We all make mistakes but some of us are better at admitting them than others. Certain politicians, for instance, are quite incapable of holding up their hands in public. What goes for the most macho of men, goes doubly so for those in public life. Never show weakness. Never say you’re sorry. Never say: I was wrong.
This might explain why the ridiculous 30kph speed limit along the north and south quays of the city remains in place nearly nine months after it was introduced to a chorus of disapproval. Twelve-pound babies have been easier to deliver than this ill-conceived legislation.
The AA pointed out that it would create dangerous bottlenecks but the brass necks wouldn’t have it. There would be no U-turn because to make one would be to admit that the whole idea was a half-hearted and badly-thought out stab at making Dublin’s roads safer. Delineating the cycle lanes more clearly along the quays would have been a better start.
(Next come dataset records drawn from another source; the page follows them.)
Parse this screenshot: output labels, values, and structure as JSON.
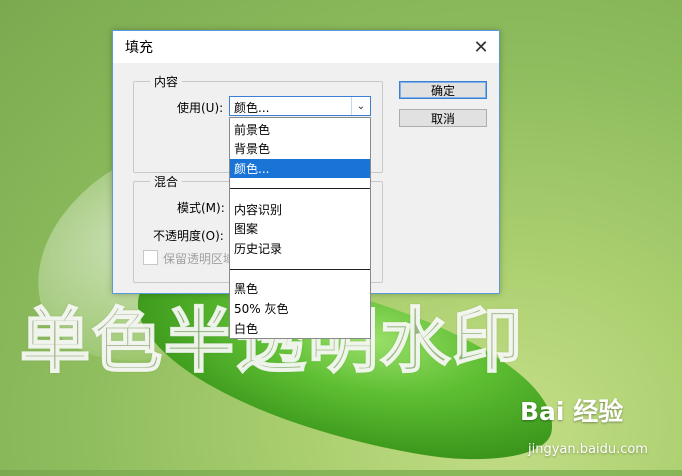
{
  "dialog": {
    "title": "填充",
    "close_glyph": "✕",
    "content_group": {
      "label": "内容",
      "use_label": "使用(U):",
      "use_value": "颜色..."
    },
    "blend_group": {
      "label": "混合",
      "mode_label": "模式(M):",
      "opacity_label": "不透明度(O):",
      "preserve_label": "保留透明区域"
    },
    "buttons": {
      "ok": "确定",
      "cancel": "取消"
    }
  },
  "dropdown": {
    "items": [
      {
        "label": "前景色",
        "selected": false
      },
      {
        "label": "背景色",
        "selected": false
      },
      {
        "label": "颜色...",
        "selected": true
      },
      {
        "label": "内容识别",
        "selected": false
      },
      {
        "label": "图案",
        "selected": false
      },
      {
        "label": "历史记录",
        "selected": false
      },
      {
        "label": "黑色",
        "selected": false
      },
      {
        "label": "50% 灰色",
        "selected": false
      },
      {
        "label": "白色",
        "selected": false
      }
    ]
  },
  "background": {
    "watermark_text": "单色半透明水印",
    "logo_text": "Bai 经验",
    "logo_url": "jingyan.baidu.com"
  },
  "colors": {
    "accent": "#1a74d8",
    "dialog_border": "#5a9ad8"
  }
}
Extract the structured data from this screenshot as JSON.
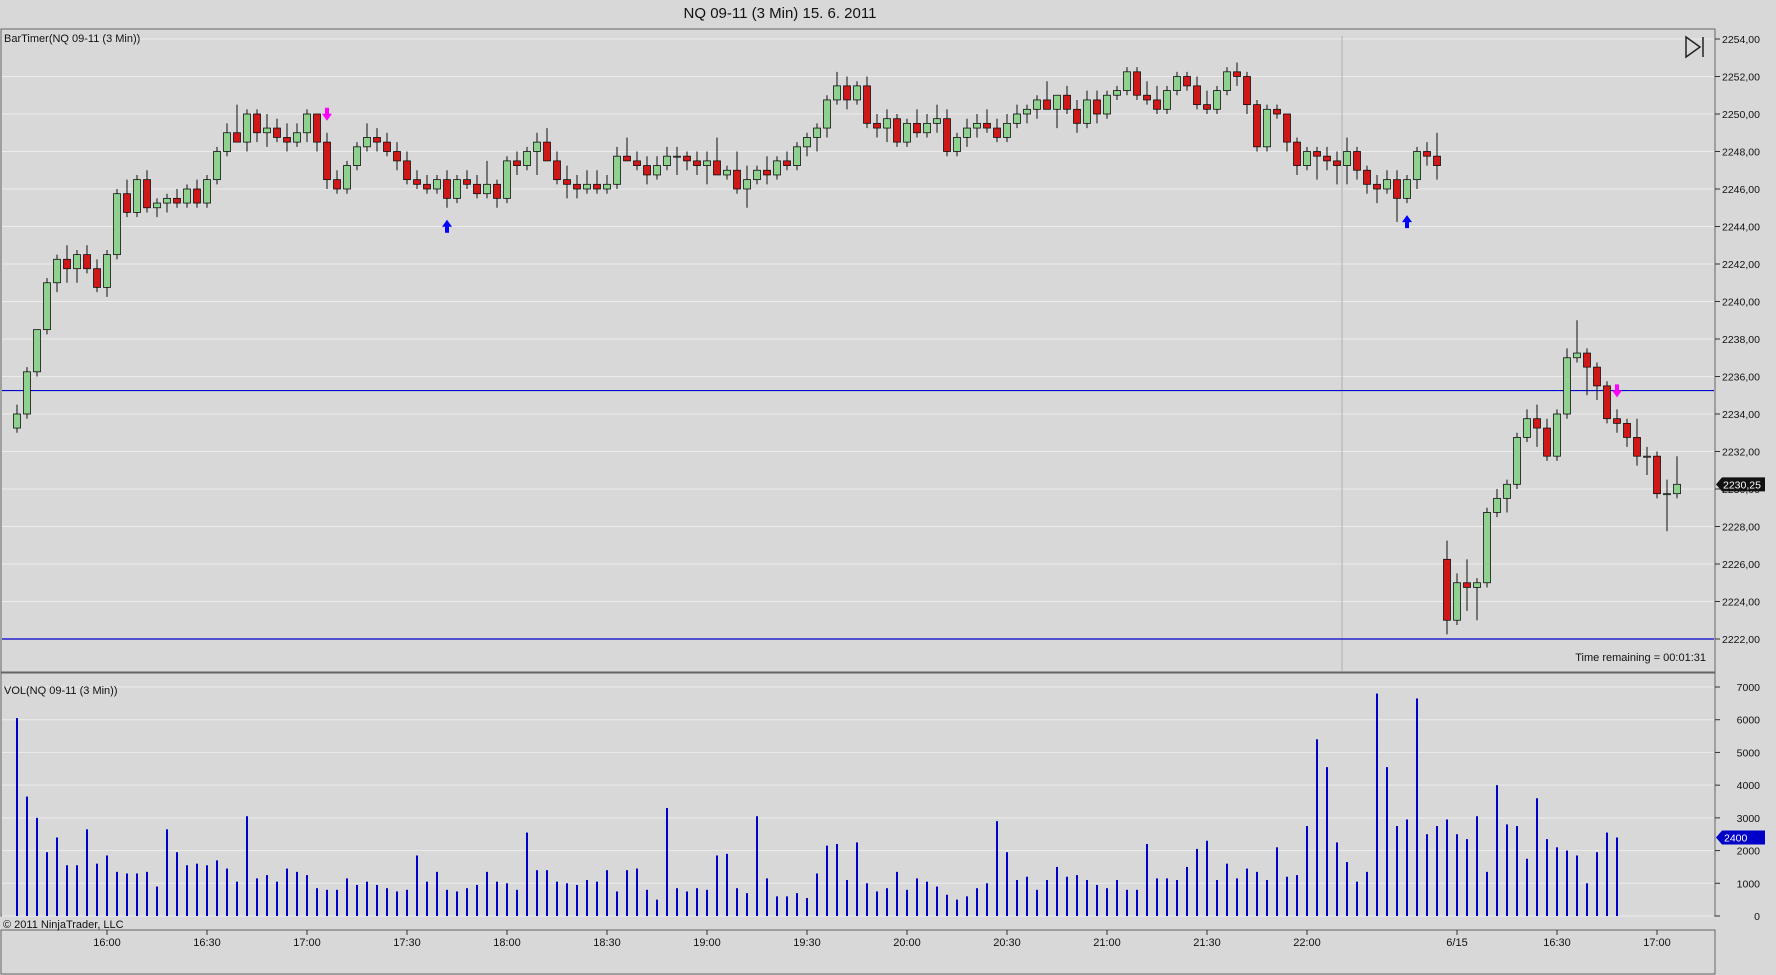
{
  "title": "NQ 09-11 (3 Min)  15. 6. 2011",
  "price_panel_label": "BarTimer(NQ 09-11 (3 Min))",
  "volume_panel_label": "VOL(NQ 09-11 (3 Min))",
  "time_remaining": "Time remaining = 00:01:31",
  "copyright": "© 2011 NinjaTrader, LLC",
  "last_price_label": "2230,25",
  "last_volume_label": "2400",
  "colors": {
    "background": "#d8d8d8",
    "up": "#8fd18f",
    "down": "#d01818",
    "volume": "#0000c8",
    "hline": "#0000cc",
    "signal_buy": "#0000ff",
    "signal_sell": "#ff00ff"
  },
  "chart_data": [
    {
      "type": "candlestick",
      "title": "NQ 09-11 (3 Min)  15. 6. 2011",
      "y_tick_labels": [
        "2222,00",
        "2224,00",
        "2226,00",
        "2228,00",
        "2230,00",
        "2232,00",
        "2234,00",
        "2236,00",
        "2238,00",
        "2240,00",
        "2242,00",
        "2244,00",
        "2246,00",
        "2248,00",
        "2250,00",
        "2252,00",
        "2254,00"
      ],
      "ylim": [
        2221,
        2254.5
      ],
      "x_tick_labels": [
        "16:00",
        "16:30",
        "17:00",
        "17:30",
        "18:00",
        "18:30",
        "19:00",
        "19:30",
        "20:00",
        "20:30",
        "21:00",
        "21:30",
        "22:00",
        "6/15",
        "16:30",
        "17:00"
      ],
      "horizontal_lines": [
        2235.25,
        2222.0
      ],
      "session_break_index": 133,
      "ohlc": [
        [
          2233.25,
          2234.5,
          2233.0,
          2234.0
        ],
        [
          2234.0,
          2236.5,
          2233.75,
          2236.25
        ],
        [
          2236.25,
          2238.5,
          2236.0,
          2238.5
        ],
        [
          2238.5,
          2241.25,
          2238.25,
          2241.0
        ],
        [
          2241.0,
          2242.5,
          2240.5,
          2242.25
        ],
        [
          2242.25,
          2243.0,
          2241.0,
          2241.75
        ],
        [
          2241.75,
          2242.75,
          2241.0,
          2242.5
        ],
        [
          2242.5,
          2243.0,
          2241.5,
          2241.75
        ],
        [
          2241.75,
          2242.25,
          2240.5,
          2240.75
        ],
        [
          2240.75,
          2242.75,
          2240.25,
          2242.5
        ],
        [
          2242.5,
          2246.0,
          2242.25,
          2245.75
        ],
        [
          2245.75,
          2246.5,
          2244.5,
          2244.75
        ],
        [
          2244.75,
          2246.75,
          2244.5,
          2246.5
        ],
        [
          2246.5,
          2247.0,
          2244.75,
          2245.0
        ],
        [
          2245.0,
          2245.5,
          2244.5,
          2245.25
        ],
        [
          2245.25,
          2245.75,
          2244.75,
          2245.5
        ],
        [
          2245.5,
          2246.0,
          2245.0,
          2245.25
        ],
        [
          2245.25,
          2246.25,
          2245.0,
          2246.0
        ],
        [
          2246.0,
          2246.5,
          2245.0,
          2245.25
        ],
        [
          2245.25,
          2246.75,
          2245.0,
          2246.5
        ],
        [
          2246.5,
          2248.25,
          2246.25,
          2248.0
        ],
        [
          2248.0,
          2249.5,
          2247.75,
          2249.0
        ],
        [
          2249.0,
          2250.5,
          2248.75,
          2248.5
        ],
        [
          2248.5,
          2250.25,
          2248.0,
          2250.0
        ],
        [
          2250.0,
          2250.25,
          2248.5,
          2249.0
        ],
        [
          2249.0,
          2250.0,
          2248.25,
          2249.25
        ],
        [
          2249.25,
          2249.75,
          2248.5,
          2248.75
        ],
        [
          2248.75,
          2249.5,
          2248.0,
          2248.5
        ],
        [
          2248.5,
          2249.5,
          2248.25,
          2249.0
        ],
        [
          2249.0,
          2250.25,
          2248.5,
          2250.0
        ],
        [
          2250.0,
          2250.0,
          2248.0,
          2248.5
        ],
        [
          2248.5,
          2249.0,
          2246.0,
          2246.5
        ],
        [
          2246.5,
          2247.0,
          2245.75,
          2246.0
        ],
        [
          2246.0,
          2247.5,
          2245.75,
          2247.25
        ],
        [
          2247.25,
          2248.5,
          2247.0,
          2248.25
        ],
        [
          2248.25,
          2249.5,
          2248.0,
          2248.75
        ],
        [
          2248.75,
          2249.25,
          2248.0,
          2248.5
        ],
        [
          2248.5,
          2249.0,
          2247.75,
          2248.0
        ],
        [
          2248.0,
          2248.5,
          2247.0,
          2247.5
        ],
        [
          2247.5,
          2248.0,
          2246.25,
          2246.5
        ],
        [
          2246.5,
          2247.0,
          2246.0,
          2246.25
        ],
        [
          2246.25,
          2246.75,
          2245.75,
          2246.0
        ],
        [
          2246.0,
          2246.75,
          2245.75,
          2246.5
        ],
        [
          2246.5,
          2247.0,
          2245.0,
          2245.5
        ],
        [
          2245.5,
          2246.75,
          2245.25,
          2246.5
        ],
        [
          2246.5,
          2247.0,
          2246.0,
          2246.25
        ],
        [
          2246.25,
          2246.75,
          2245.5,
          2245.75
        ],
        [
          2245.75,
          2247.5,
          2245.5,
          2246.25
        ],
        [
          2246.25,
          2246.5,
          2245.0,
          2245.5
        ],
        [
          2245.5,
          2247.75,
          2245.25,
          2247.5
        ],
        [
          2247.5,
          2248.0,
          2246.75,
          2247.25
        ],
        [
          2247.25,
          2248.25,
          2247.0,
          2248.0
        ],
        [
          2248.0,
          2249.0,
          2246.75,
          2248.5
        ],
        [
          2248.5,
          2249.25,
          2247.75,
          2247.5
        ],
        [
          2247.5,
          2248.0,
          2246.25,
          2246.5
        ],
        [
          2246.5,
          2247.25,
          2245.5,
          2246.25
        ],
        [
          2246.25,
          2246.75,
          2245.5,
          2246.0
        ],
        [
          2246.0,
          2247.0,
          2245.75,
          2246.25
        ],
        [
          2246.25,
          2247.0,
          2245.75,
          2246.0
        ],
        [
          2246.0,
          2246.75,
          2245.75,
          2246.25
        ],
        [
          2246.25,
          2248.25,
          2246.0,
          2247.75
        ],
        [
          2247.75,
          2248.75,
          2247.5,
          2247.5
        ],
        [
          2247.5,
          2248.0,
          2247.0,
          2247.25
        ],
        [
          2247.25,
          2247.75,
          2246.25,
          2246.75
        ],
        [
          2246.75,
          2247.75,
          2246.5,
          2247.25
        ],
        [
          2247.25,
          2248.25,
          2247.0,
          2247.75
        ],
        [
          2247.75,
          2248.25,
          2246.75,
          2247.75
        ],
        [
          2247.75,
          2248.0,
          2247.0,
          2247.5
        ],
        [
          2247.5,
          2248.0,
          2246.75,
          2247.25
        ],
        [
          2247.25,
          2248.0,
          2246.25,
          2247.5
        ],
        [
          2247.5,
          2248.75,
          2247.0,
          2246.75
        ],
        [
          2246.75,
          2247.25,
          2246.5,
          2247.0
        ],
        [
          2247.0,
          2248.0,
          2245.75,
          2246.0
        ],
        [
          2246.0,
          2247.25,
          2245.0,
          2246.5
        ],
        [
          2246.5,
          2247.25,
          2246.25,
          2247.0
        ],
        [
          2247.0,
          2247.75,
          2246.25,
          2246.75
        ],
        [
          2246.75,
          2247.75,
          2246.5,
          2247.5
        ],
        [
          2247.5,
          2248.0,
          2247.0,
          2247.25
        ],
        [
          2247.25,
          2248.5,
          2247.0,
          2248.25
        ],
        [
          2248.25,
          2249.0,
          2247.75,
          2248.75
        ],
        [
          2248.75,
          2249.5,
          2248.0,
          2249.25
        ],
        [
          2249.25,
          2251.0,
          2248.75,
          2250.75
        ],
        [
          2250.75,
          2252.25,
          2250.5,
          2251.5
        ],
        [
          2251.5,
          2252.0,
          2250.25,
          2250.75
        ],
        [
          2250.75,
          2251.75,
          2250.5,
          2251.5
        ],
        [
          2251.5,
          2252.0,
          2249.25,
          2249.5
        ],
        [
          2249.5,
          2250.0,
          2248.75,
          2249.25
        ],
        [
          2249.25,
          2250.25,
          2248.5,
          2249.75
        ],
        [
          2249.75,
          2250.0,
          2248.25,
          2248.5
        ],
        [
          2248.5,
          2249.75,
          2248.25,
          2249.5
        ],
        [
          2249.5,
          2250.25,
          2248.75,
          2249.0
        ],
        [
          2249.0,
          2250.0,
          2248.75,
          2249.5
        ],
        [
          2249.5,
          2250.5,
          2249.0,
          2249.75
        ],
        [
          2249.75,
          2250.25,
          2247.75,
          2248.0
        ],
        [
          2248.0,
          2249.0,
          2247.75,
          2248.75
        ],
        [
          2248.75,
          2249.75,
          2248.25,
          2249.25
        ],
        [
          2249.25,
          2250.0,
          2248.75,
          2249.5
        ],
        [
          2249.5,
          2250.25,
          2249.0,
          2249.25
        ],
        [
          2249.25,
          2249.75,
          2248.5,
          2248.75
        ],
        [
          2248.75,
          2250.0,
          2248.5,
          2249.5
        ],
        [
          2249.5,
          2250.5,
          2249.25,
          2250.0
        ],
        [
          2250.0,
          2250.5,
          2249.5,
          2250.25
        ],
        [
          2250.25,
          2251.0,
          2249.75,
          2250.75
        ],
        [
          2250.75,
          2251.75,
          2250.25,
          2250.25
        ],
        [
          2250.25,
          2251.0,
          2249.25,
          2251.0
        ],
        [
          2251.0,
          2251.5,
          2250.0,
          2250.25
        ],
        [
          2250.25,
          2250.75,
          2249.0,
          2249.5
        ],
        [
          2249.5,
          2251.25,
          2249.25,
          2250.75
        ],
        [
          2250.75,
          2251.25,
          2249.5,
          2250.0
        ],
        [
          2250.0,
          2251.25,
          2249.75,
          2251.0
        ],
        [
          2251.0,
          2251.5,
          2250.75,
          2251.25
        ],
        [
          2251.25,
          2252.5,
          2251.0,
          2252.25
        ],
        [
          2252.25,
          2252.5,
          2250.75,
          2251.0
        ],
        [
          2251.0,
          2251.75,
          2250.5,
          2250.75
        ],
        [
          2250.75,
          2251.5,
          2250.0,
          2250.25
        ],
        [
          2250.25,
          2251.5,
          2250.0,
          2251.25
        ],
        [
          2251.25,
          2252.25,
          2251.0,
          2252.0
        ],
        [
          2252.0,
          2252.25,
          2251.25,
          2251.5
        ],
        [
          2251.5,
          2252.0,
          2250.25,
          2250.5
        ],
        [
          2250.5,
          2251.25,
          2250.0,
          2250.25
        ],
        [
          2250.25,
          2251.5,
          2250.0,
          2251.25
        ],
        [
          2251.25,
          2252.5,
          2251.0,
          2252.25
        ],
        [
          2252.25,
          2252.75,
          2251.5,
          2252.0
        ],
        [
          2252.0,
          2252.25,
          2250.0,
          2250.5
        ],
        [
          2250.5,
          2250.75,
          2248.0,
          2248.25
        ],
        [
          2248.25,
          2250.5,
          2248.0,
          2250.25
        ],
        [
          2250.25,
          2250.5,
          2249.75,
          2250.0
        ],
        [
          2250.0,
          2250.0,
          2248.0,
          2248.5
        ],
        [
          2248.5,
          2248.75,
          2246.75,
          2247.25
        ],
        [
          2247.25,
          2248.25,
          2247.0,
          2248.0
        ],
        [
          2248.0,
          2248.25,
          2246.5,
          2247.75
        ],
        [
          2247.75,
          2248.25,
          2247.0,
          2247.5
        ],
        [
          2247.5,
          2248.0,
          2246.25,
          2247.25
        ],
        [
          2247.25,
          2248.75,
          2246.25,
          2248.0
        ],
        [
          2248.0,
          2248.25,
          2246.5,
          2247.0
        ],
        [
          2247.0,
          2247.25,
          2245.75,
          2246.25
        ],
        [
          2246.25,
          2246.75,
          2245.25,
          2246.0
        ],
        [
          2246.0,
          2247.0,
          2245.75,
          2246.5
        ],
        [
          2246.5,
          2247.0,
          2244.25,
          2245.5
        ],
        [
          2245.5,
          2246.75,
          2245.25,
          2246.5
        ],
        [
          2246.5,
          2248.25,
          2246.0,
          2248.0
        ],
        [
          2248.0,
          2248.5,
          2247.25,
          2247.75
        ],
        [
          2247.75,
          2249.0,
          2246.5,
          2247.25
        ],
        [
          2226.25,
          2227.25,
          2222.25,
          2223.0
        ],
        [
          2223.0,
          2225.5,
          2222.75,
          2225.0
        ],
        [
          2225.0,
          2226.25,
          2223.5,
          2224.75
        ],
        [
          2224.75,
          2225.25,
          2223.0,
          2225.0
        ],
        [
          2225.0,
          2229.0,
          2224.75,
          2228.75
        ],
        [
          2228.75,
          2230.0,
          2228.5,
          2229.5
        ],
        [
          2229.5,
          2230.5,
          2228.75,
          2230.25
        ],
        [
          2230.25,
          2233.0,
          2230.0,
          2232.75
        ],
        [
          2232.75,
          2234.25,
          2232.5,
          2233.75
        ],
        [
          2233.75,
          2234.5,
          2232.25,
          2233.25
        ],
        [
          2233.25,
          2233.75,
          2231.5,
          2231.75
        ],
        [
          2231.75,
          2234.25,
          2231.5,
          2234.0
        ],
        [
          2234.0,
          2237.5,
          2233.75,
          2237.0
        ],
        [
          2237.0,
          2239.0,
          2236.75,
          2237.25
        ],
        [
          2237.25,
          2237.5,
          2235.0,
          2236.5
        ],
        [
          2236.5,
          2236.75,
          2234.75,
          2235.5
        ],
        [
          2235.5,
          2235.75,
          2233.5,
          2233.75
        ],
        [
          2233.75,
          2234.25,
          2233.0,
          2233.5
        ],
        [
          2233.5,
          2233.75,
          2232.25,
          2232.75
        ],
        [
          2232.75,
          2233.75,
          2231.25,
          2231.75
        ],
        [
          2231.75,
          2232.25,
          2230.75,
          2231.75
        ],
        [
          2231.75,
          2232.0,
          2229.5,
          2229.75
        ],
        [
          2229.75,
          2230.5,
          2227.75,
          2229.75
        ],
        [
          2229.75,
          2231.75,
          2229.5,
          2230.25
        ]
      ],
      "signals": [
        {
          "bar": 31,
          "type": "sell"
        },
        {
          "bar": 43,
          "type": "buy"
        },
        {
          "bar": 139,
          "type": "buy"
        },
        {
          "bar": 160,
          "type": "sell"
        }
      ]
    },
    {
      "type": "bar",
      "title": "VOL(NQ 09-11 (3 Min))",
      "y_tick_labels": [
        "0",
        "1000",
        "2000",
        "3000",
        "4000",
        "5000",
        "6000",
        "7000"
      ],
      "ylim": [
        0,
        7200
      ],
      "values": [
        6050,
        3650,
        3000,
        1950,
        2400,
        1550,
        1550,
        2650,
        1600,
        1850,
        1350,
        1300,
        1300,
        1350,
        900,
        2650,
        1950,
        1550,
        1600,
        1550,
        1700,
        1450,
        1050,
        3050,
        1150,
        1250,
        1050,
        1450,
        1350,
        1250,
        850,
        800,
        800,
        1150,
        950,
        1050,
        950,
        850,
        750,
        800,
        1850,
        1050,
        1350,
        800,
        750,
        850,
        950,
        1350,
        1050,
        1000,
        800,
        2550,
        1400,
        1400,
        1050,
        1000,
        950,
        1100,
        1050,
        1400,
        750,
        1400,
        1450,
        800,
        500,
        3300,
        850,
        750,
        850,
        800,
        1850,
        1900,
        850,
        700,
        3050,
        1150,
        600,
        600,
        700,
        550,
        1300,
        2150,
        2200,
        1100,
        2250,
        1000,
        750,
        850,
        1350,
        800,
        1150,
        1050,
        900,
        650,
        500,
        600,
        850,
        1000,
        2900,
        1950,
        1100,
        1200,
        800,
        1100,
        1500,
        1200,
        1250,
        1100,
        950,
        850,
        1100,
        800,
        800,
        2200,
        1150,
        1150,
        1100,
        1500,
        2050,
        2300,
        1100,
        1600,
        1150,
        1450,
        1350,
        1100,
        2100,
        1200,
        1250,
        2750,
        5400,
        4550,
        2250,
        1650,
        1050,
        1350,
        6800,
        4550,
        2750,
        2950,
        6650,
        2500,
        2750,
        2950,
        2500,
        2350,
        3050,
        1350,
        4000,
        2800,
        2750,
        1750,
        3600,
        2350,
        2100,
        2000,
        1850,
        1000,
        1950,
        2550,
        2400
      ]
    }
  ]
}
Only now is a proposed amendment to the limit being formulated. Dublin city councillors will decide in the autumn on whether to raise the limit outside the stretch between Capel Street and O’Connell Bridge. We wait with bated breath (as we sit in stalled traffic).
Sorry seems to be the hardest word. Look at the e-voting machines fiasco. If someone had laughed hard enough at Noel Dempsey when he started promoting them as the future in 2002, he might have stopped flouncing about like some class of Buck Rogers of the ballot box. If someone had told Martin Cullen to cop himself on when he expanded on Dempsey’s minor brainwave, we might not have spent over €50m on them.
Instead – because no-one was man or woman enough to say that this was a ninny-headed idea and that they should be sold off immediately – we are only now looking at offloading them. It has just emerged that the Government might, maybe, perhaps, tentatively have found a buyer for the wretched machines.
You wouldn’t wait eight years to return a too-small pair of shoes to the shop. Why spend €183,000 a year on storing these machines rather than admitting they were completely the wrong fit?
If our bull-headed leaders won’t admit their mistakes, maybe we need to give them a get-out clause. I hereby propose a Silly Ideas Amnesty. For one day only, let all parties, in and out of power, all local authorities and lobbying groups, take the opportunity to retract all the most ridiculous proposals and legislation they’ve made in, say, the past ten years.
The rest of us will agree to turn a blind eye, and never mention the dumb ideas again. I figure there are many proposals made in the heat of a Dail debate or on the promise of a vote or two that could be made to sleep with the fishies and the country would be better for it.
Perhaps Clare County Council could rethink the outrageous new charges that will likely scare motoring tourists from visiting the Cliffs of Moher. Would Energy Minister Eamon Ryan gladly retract his public service obligation levy (ie, jacking up electricity prices for householders) if only we couldn’t witness his embarrassment at being seen to do so?
Maybe the person who thought letting TDs continue to charge for some unvouched expenses might like to think again. Perhaps Mary Harney could go back and knock together the correct heads in the HSE – the ones in the boardrooms, rather than on the frontline – if we’d only look out the window a bit and whistle Dixie.
At the end of Silly Ideas Amnesty Day, we could recreate that special effect in Men in Black. The one where Will Smith and Tommy Lee Jones wipe the memories of the humans who see aliens in their midst. We would be none the wiser – but wouldn’t such ignorance be bliss?